Surgical Pearl: Careful, blunt dissection using tenotomy scissors or a blunt dissector is mandatory. The lipoma often intimately surrounds the common and proper digital nerves. The nerves must be identified proximally in normal tissue and traced distally through the tumor mass using vessel loops for gentle retraction.

Step 4: Tumor Extirpation

The tumor is marginally excised. Because lipomas are encapsulated, they can typically be "shelled out" once the neurovascular structures are safely mobilized. The flexor tendon sheath (A1 and A2 pulleys) should be preserved unless directly infiltrated by a different pathology.

Surgical bed following complete excision of the lipoma. Note the pristine surgical sparing of the glistening white flexor tendons and the intact digital nerves.

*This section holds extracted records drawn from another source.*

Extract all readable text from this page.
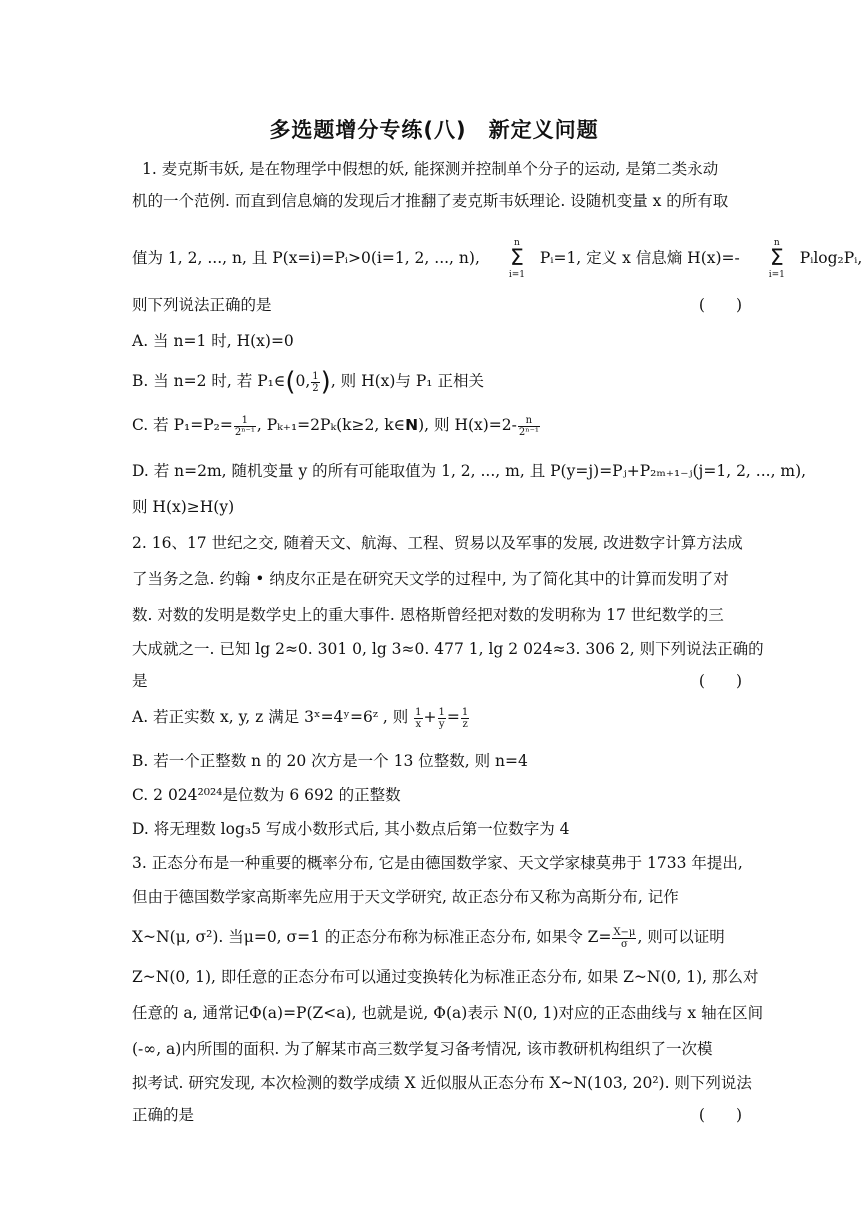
多选题增分专练(八)　新定义问题
1. 麦克斯韦妖, 是在物理学中假想的妖, 能探测并控制单个分子的运动, 是第二类永动
机的一个范例. 而直到信息熵的发现后才推翻了麦克斯韦妖理论. 设随机变量 x 的所有取
值为 1, 2, ..., n, 且 P(x=i)=Pᵢ>0(i=1, 2, ..., n), n
Σ
i=1 Pᵢ=1, 定义 x 信息熵 H(x)=- n
Σ
i=1 Pᵢlog₂Pᵢ,
则下列说法正确的是	(　　)
A. 当 n=1 时, H(x)=0
B. 当 n=2 时, 若 P₁∈(0, $\frac{1}{2}$ ), 则 H(x)与 P₁ 正相关
C. 若 $P_1=P_2= \frac{1}{\text{2ⁿ⁻¹}}$ , Pₖ₊₁=2Pₖ(k≥2, k∈N), 则 $H(x)=2- \frac{n}{\text{2ⁿ⁻¹}}$
D. 若 n=2m, 随机变量 y 的所有可能取值为 1, 2, ..., m, 且 P(y=j)=Pⱼ+P₂ₘ₊₁₋ⱼ(j=1, 2, ..., m),
则 H(x)≥H(y)
2. 16、17 世纪之交, 随着天文、航海、工程、贸易以及军事的发展, 改进数字计算方法成
了当务之急. 约翰 • 纳皮尔正是在研究天文学的过程中, 为了简化其中的计算而发明了对
数. 对数的发明是数学史上的重大事件. 恩格斯曾经把对数的发明称为 17 世纪数学的三
大成就之一. 已知 lg 2≈0. 301 0, lg 3≈0. 477 1, lg 2 024≈3. 306 2, 则下列说法正确的
是	(　　)
A. 若正实数 x, y, z 满足 3ˣ=4ʸ=6ᶻ , 则 $\frac{1}{x} + \frac{1}{y} = \frac{1}{z}$
B. 若一个正整数 n 的 20 次方是一个 13 位整数, 则 n=4
C. 2 024²⁰²⁴是位数为 6 692 的正整数
D. 将无理数 log₃5 写成小数形式后, 其小数点后第一位数字为 4
3. 正态分布是一种重要的概率分布, 它是由德国数学家、天文学家棣莫弗于 1733 年提出,
但由于德国数学家高斯率先应用于天文学研究, 故正态分布又称为高斯分布, 记作
X~N(μ, σ²). 当μ=0, σ=1 的正态分布称为标准正态分布, 如果令 $Z= \frac{X-\mu}{\sigma}$ , 则可以证明
Z~N(0, 1), 即任意的正态分布可以通过变换转化为标准正态分布, 如果 Z~N(0, 1), 那么对
任意的 a, 通常记Φ(a)=P(Z<a), 也就是说, Φ(a)表示 N(0, 1)对应的正态曲线与 x 轴在区间
(-∞, a)内所围的面积. 为了解某市高三数学复习备考情况, 该市教研机构组织了一次模
拟考试. 研究发现, 本次检测的数学成绩 X 近似服从正态分布 X~N(103, 20²). 则下列说法
正确的是	(　　)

The tourniquet is deflated prior to closure to ensure meticulous hemostasis, preventing postoperative hematoma which can lead to fibrosis and stiffness.

Step 5: Closure and Postoperative Protocol

The wound is irrigated copiously with sterile saline. The skin is closed using non-absorbable monofilament sutures (e.g., 4-0 or 5-0 Nylon) in an interrupted fashion.

Final closure of the Bruner incision, allowing for complete tumor excision while preventing linear scar contracture across the flexion creases.

Postoperative Care:
* A bulky, soft compressive dressing is applied, immobilizing the wrist in slight extension and the MCP joints in 70 degrees of flexion (intrinsic-plus position) for 3 to 5 days to allow initial wound healing.
* Early active range of motion (AROM) is initiated within the first week to prevent tendon adhesions and joint stiffness.
* Sutures are removed at 10 to 14 days.
* Strengthening exercises commence at 4 weeks postoperatively. Recurrence after complete marginal excision of a classic lipoma is exceptionally rare.